The Observer view on Tories’ questioning of Colston verdict
There is a plaque in the Old Bailey that commemorates the “courage and endurance” of Edward Bushell and 11 other jurors. In 1670, they were locked up by a judge without food and water for two days because they refused to change their not guilty verdict in the case of two Quakers who had been charged with unlawful assembly. Bushell petitioned the courts and the chief justice at the time, Sir John Vaughan, ruled that a jury could not be punished on account of the verdict it returned. In doing so, he established in English law the essential principle of jury independence.
That principle means there is no such thing as an “incorrect” jury acquittal: juries have an absolute right to acquit a defendant in a criminal trial regardless of the legal arguments advanced in a case. Yet in the case of the not guilty verdict returned by the jury in the Colston four case, senior Conservative politicians, including the attorney general, the principal legal adviser to the Crown and the head of the Bar in England and Wales, have weighed in with explicit or implied criticism of the verdict, a fundamental undermining of the rule of law.
The Colston four were charged with criminal damage for their role in toppling the statue of the slave trader Edward Colston in Bristol in 2020. Colston made his fortune by trafficking 80,000 men, women and children from Africa to America in the 17th century; one in five died in dreadful conditions en route. Bristol residents have, to little avail, long petitioned for their city to revisit the grossly offensive way he is honoured, including through this statue, which made no mention of his terrible legacy.
The defendants’ acquittal by a jury should be the last word in this case. There were four potential defences put forward by lawyers for the four protesters; even if the jury found none convincing, they were still within their right to return a verdict of not guilty. But Tory politicians, including the prime minister and the home secretary, have picked a culture war with antiracism protesters and well before the trial made their opinions on the toppling of the veneration of a slave trader well known. Since the verdict, they have not been able to resist implicitly expressing opinions on the lawfulness of its actions, thus undermining the rule of law.

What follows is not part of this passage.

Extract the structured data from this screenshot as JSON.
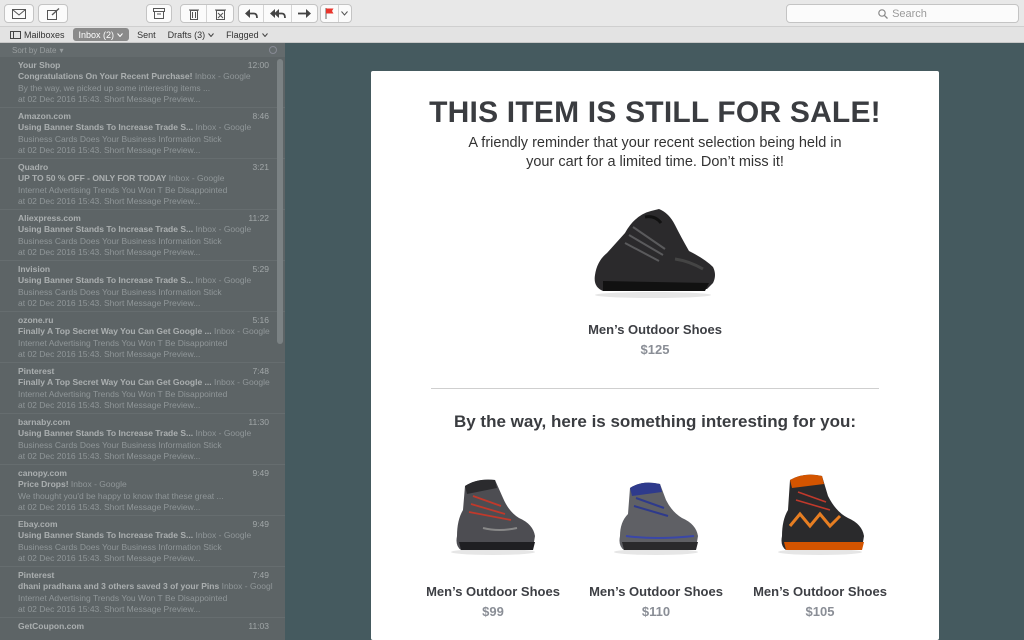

Robert Jenrick, the former communities secretary, suggested that the jury verdict itself undermined the rule of law, thus committing the very deed he wrongly accuses them of. Robert Buckland, the former justice secretary, himself a lawyer, called the verdict “perverse”. The transport secretary, Grant Shapps, said the government would fix the “loopholes in the law” that allowed for the jury verdict, without specifying what he meant, and indeed, whether he was questioning the very principle of jury independence established in 1670.
By far the worst intervention, however, came from the attorney general, Suella Braverman, who announced via social media that, while trial by jury is an important right, the Colston verdict is causing confusion and so she is considering referring it to the court of appeal to clarify the law. A referral to the court of appeal is within her rights as attorney general and, as she stated, the court of appeal cannot overturn the jury verdict. However, there is absolutely no justification for her announcing that she is considering seeking a clarification on the law, without also setting out exactly what point of law in the judge’s directions to the jury, or in the court proceedings, is unclear. This is a gross politicisation and serves no purpose other than allowing her to inappropriately express a view on the jury’s verdict.
Braverman’s announcement is only the latest sign of a Tory government only too willing to trash the rule of law for its own political ends. The examples abound, most memorably, Boris Johnson’s attempted prorogation of parliament in July 2019, ruled unlawful by the supreme court. Johnson said he disagreed with the supreme court, a nonsensical position given the highest court in the land does not opine on the law, it states how the law applies. Another cabinet minister, Jacob ReesMogg, accused the supreme court of a “constitutional coup”.
But there are others. In 2016, Liz Truss while lord chancellor failed to defend the independent judiciary against dangerously hostile attacks from the press. In November 2020, the Home Office released a video that attacked “activist lawyers” for representing clients against the state, a role without which the justice system would not deserve its name. The government introduced the internal market bill in late 2020, which ministers readily conceded broke international law. And in recent years there have been repeated political attacks on judicial review – a vital route through which citizens can challenge the lawfulness of government actions – that give the impression of a government that wants to avoid all consequences of acting unlawfully. This rubbishes the core principle that the law applies equally to us all, including those involved in making it.
The uncodified British constitution means that we as citizens rely on our politicians to abide by an unwritten honour code: that they will act to uphold the rule of law and respect the seven principles of public life. There may be advantages to a flexible constitution, but it is vulnerable to battering by a populist government such as Johnson’s. He is a prime minister with little regard for standards in public life or the rule of law. The damage Johnson is doing to fundamental constitutional principles that have evolved over centuries to protect citizens from the unlawful excesses of the state will last long after he leaves office.